According to a study by Citi, a Brexit would trigger a 10 percent reduction in trade between Great Britain and the rest of the EU, which is equivalent to a 0.05 percent fall in GDP. The industrial centers in Central and Eastern Europe and the EU members in the Mediterranean region that have a strong tourism sector would take the worst hit.

 

…but also for the local and EU economy

The Euro zone economy would be impacted almost immediately if Great Britain relinquished its EU membership, according to Ciprian Dascalu, chief economist at ING Bank Romania.

The bank forecasts a negative impact of 0.3 percent on the economic growth of the bloc that used the common currency in such a scenario.

“The impact on economic growth in Romania would probably be marginal, but negative, given that the value added brought by Romanian exports to Great Britain accounts for 4 percent of the total. Foreign investments from the United Kingdom are, also, relatively limited, similar to the remittances of Romanians working in the country,” Dascalu told BR.

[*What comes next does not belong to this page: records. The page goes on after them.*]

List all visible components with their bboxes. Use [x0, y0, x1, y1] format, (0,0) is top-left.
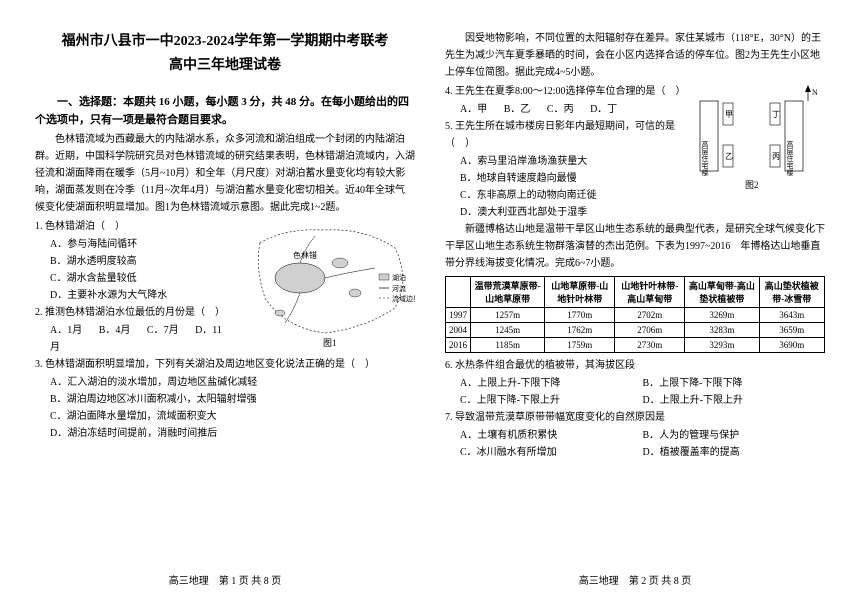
table-header: 山地针叶林带-高山草甸带 — [615, 277, 685, 308]
q2-stem: 2. 推测色林错湖泊水位最低的月份是（ ） — [35, 304, 245, 321]
page-right: 因受地物影响，不同位置的太阳辐射存在差异。家住某城市（118°E，30°N）的王… — [430, 30, 840, 587]
figure-2: N 高层住宅楼 高层住宅楼 甲 乙 丁 丙 图2 — [690, 83, 820, 193]
title-main: 福州市八县市一中2023-2024学年第一学期期中考联考 — [35, 30, 415, 50]
fig2-caption: 图2 — [745, 180, 759, 190]
table-cell: 3283m — [685, 323, 759, 338]
passage-3: 新疆博格达山地是温带干旱区山地生态系统的最典型代表，是研究全球气候变化下干旱区山… — [445, 221, 825, 272]
fig2-building1: 高层住宅楼 — [701, 140, 709, 177]
q1-d: D．主要补水源为大气降水 — [35, 287, 245, 304]
q6-row1: A．上限上升-下限下降 B．上限下降-下限下降 — [445, 375, 825, 392]
q4-c: C．丙 — [547, 104, 574, 115]
table-cell: 3643m — [759, 308, 825, 323]
table-header: 山地草原带-山地针叶林带 — [545, 277, 615, 308]
q1-b: B．湖水透明度较高 — [35, 253, 245, 270]
table-row: 19971257m1770m2702m3269m3643m — [446, 308, 825, 323]
q6-stem: 6. 水热条件组合最优的植被带，其海拔区段 — [445, 357, 825, 374]
fig1-place-label: 色林错 — [293, 250, 317, 260]
fig1-legend-river: 河流 — [392, 284, 406, 293]
q7-stem: 7. 导致温带荒漠草原带带幅宽度变化的自然原因是 — [445, 409, 825, 426]
fig2-yi: 乙 — [725, 152, 733, 161]
q7-row1: A．土壤有机质积累快 B．人为的管理与保护 — [445, 427, 825, 444]
q4-b: B．乙 — [504, 104, 531, 115]
q1-c: C．湖水含盐量较低 — [35, 270, 245, 287]
table-cell: 2016 — [446, 338, 471, 353]
table-header: 高山草甸带-高山垫状植被带 — [685, 277, 759, 308]
table-cell: 3690m — [759, 338, 825, 353]
q6-a: A．上限上升-下限下降 — [460, 375, 643, 392]
passage-1: 色林错流域为西藏最大的内陆湖水系，众多河流和湖泊组成一个封闭的内陆湖泊群。近期，… — [35, 131, 415, 216]
q7-c: C．冰川融水有所增加 — [460, 444, 643, 461]
fig2-bing: 丙 — [772, 152, 780, 161]
table-cell: 3659m — [759, 323, 825, 338]
table-cell: 1245m — [471, 323, 545, 338]
q4-q5-block: 4. 王先生在夏季8:00～12:00选择停车位合理的是（ ） A．甲 B．乙 … — [445, 83, 825, 221]
table-cell: 2702m — [615, 308, 685, 323]
footer-left: 高三地理 第 1 页 共 8 页 — [20, 572, 430, 587]
table-row: 20161185m1759m2730m3293m3690m — [446, 338, 825, 353]
table-cell: 3269m — [685, 308, 759, 323]
table-header: 温带荒漠草原带-山地草原带 — [471, 277, 545, 308]
q3-c: C．湖泊面降水量增加，流域面积变大 — [35, 408, 415, 425]
q2-c: C．7月 — [147, 325, 179, 336]
table-cell: 1770m — [545, 308, 615, 323]
q5-stem: 5. 王先生所在城市楼房日影年内最短期间，可信的是（ ） — [445, 118, 690, 152]
section-head: 一、选择题：本题共 16 小题，每小题 3 分，共 48 分。在每小题给出的四个… — [35, 94, 415, 129]
table-cell: 3293m — [685, 338, 759, 353]
table-cell: 1185m — [471, 338, 545, 353]
fig1-legend-lake: 湖泊 — [392, 273, 406, 282]
q4-d: D．丁 — [590, 104, 617, 115]
page-left: 福州市八县市一中2023-2024学年第一学期期中考联考 高中三年地理试卷 一、… — [20, 30, 430, 587]
q2-options: A．1月 B．4月 C．7月 D．11月 — [35, 322, 245, 356]
q5-a: A．索马里沿岸渔场渔获量大 — [445, 153, 690, 170]
fig1-legend-bound: 流域边界 — [392, 294, 415, 303]
altitude-table: 温带荒漠草原带-山地草原带山地草原带-山地针叶林带山地针叶林带-高山草甸带高山草… — [445, 276, 825, 353]
table-header: 高山垫状植被带-冰雪带 — [759, 277, 825, 308]
q5-d: D．澳大利亚西北部处于湿季 — [445, 204, 690, 221]
q3-stem: 3. 色林错湖面积明显增加，下列有关湖泊及周边地区变化说法正确的是（ ） — [35, 356, 415, 373]
q5-c: C．东非高原上的动物向南迁徙 — [445, 187, 690, 204]
table-cell: 2730m — [615, 338, 685, 353]
q7-b: B．人为的管理与保护 — [643, 427, 826, 444]
title-sub: 高中三年地理试卷 — [35, 54, 415, 74]
q6-d: D．上限上升-下限上升 — [643, 392, 826, 409]
table-header-row: 温带荒漠草原带-山地草原带山地草原带-山地针叶林带山地针叶林带-高山草甸带高山草… — [446, 277, 825, 308]
q3-d: D．湖泊冻结时间提前，消融时间推后 — [35, 425, 415, 442]
q7-row2: C．冰川融水有所增加 D．植被覆盖率的提高 — [445, 444, 825, 461]
table-body: 19971257m1770m2702m3269m3643m20041245m17… — [446, 308, 825, 353]
q4-stem: 4. 王先生在夏季8:00～12:00选择停车位合理的是（ ） — [445, 83, 690, 100]
table-cell: 2706m — [615, 323, 685, 338]
table-row: 20041245m1762m2706m3283m3659m — [446, 323, 825, 338]
table-cell: 1759m — [545, 338, 615, 353]
q7-a: A．土壤有机质积累快 — [460, 427, 643, 444]
q1-stem: 1. 色林错湖泊（ ） — [35, 218, 245, 235]
table-header — [446, 277, 471, 308]
q6-b: B．上限下降-下限下降 — [643, 375, 826, 392]
table-cell: 1762m — [545, 323, 615, 338]
passage-2: 因受地物影响，不同位置的太阳辐射存在差异。家住某城市（118°E，30°N）的王… — [445, 30, 825, 81]
table-cell: 1997 — [446, 308, 471, 323]
q6-row2: C．上限下降-下限上升 D．上限上升-下限上升 — [445, 392, 825, 409]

Belciu of PwC Romania says that group might become vulnerable in the event of a Brexit.

“We have to take into account the fact that a significant number of Romanians are working in Great Britain and they are generating benefits for both British companies, given the lower labor costs, but also for Romania, because a share of the money generated there comes to Romania and is used to fuel consumption and investments. Brexit would reduce the number of Romanians that can stay in Great Britain and would make it significantly harder for more Romanian citizens to work there,” said Belciu.

There would also be more uncertainty for companies with British capital that have operations locally.

The managing partner of McGregor & Partners says that Norway and Switzerland have no problem doing business in Romania, suggesting that the UK business position locally would not be hit that hard in the event of an exit.

“Again, the problem would be one of extended uncertainty – it would no doubt take a good deal of time to negotiate the precise terms of an exit and of the rights which the UK would have to invest and do business in the rest of the EU – including Romania. Existing investments ought not to be affected – but ‘grandfathering’ has not been a strong point of Romanian legislation, as the changes to the renewable energy support scheme have demonstrated. Expect more uncertainty – let’s see who identifies the commercial opportunities in all of this,” said McGregor.

Then there are the unpredictable political developments that could be generated by an out vote. Dascalu of ING Bank says that if Great Britain leaves the EU, this could precipitate the rise of nationalism in countries close to Romania. He added that there is the risk that some Romanian politicians might take up the cries from neighboring states and challenge the unity of the EU project.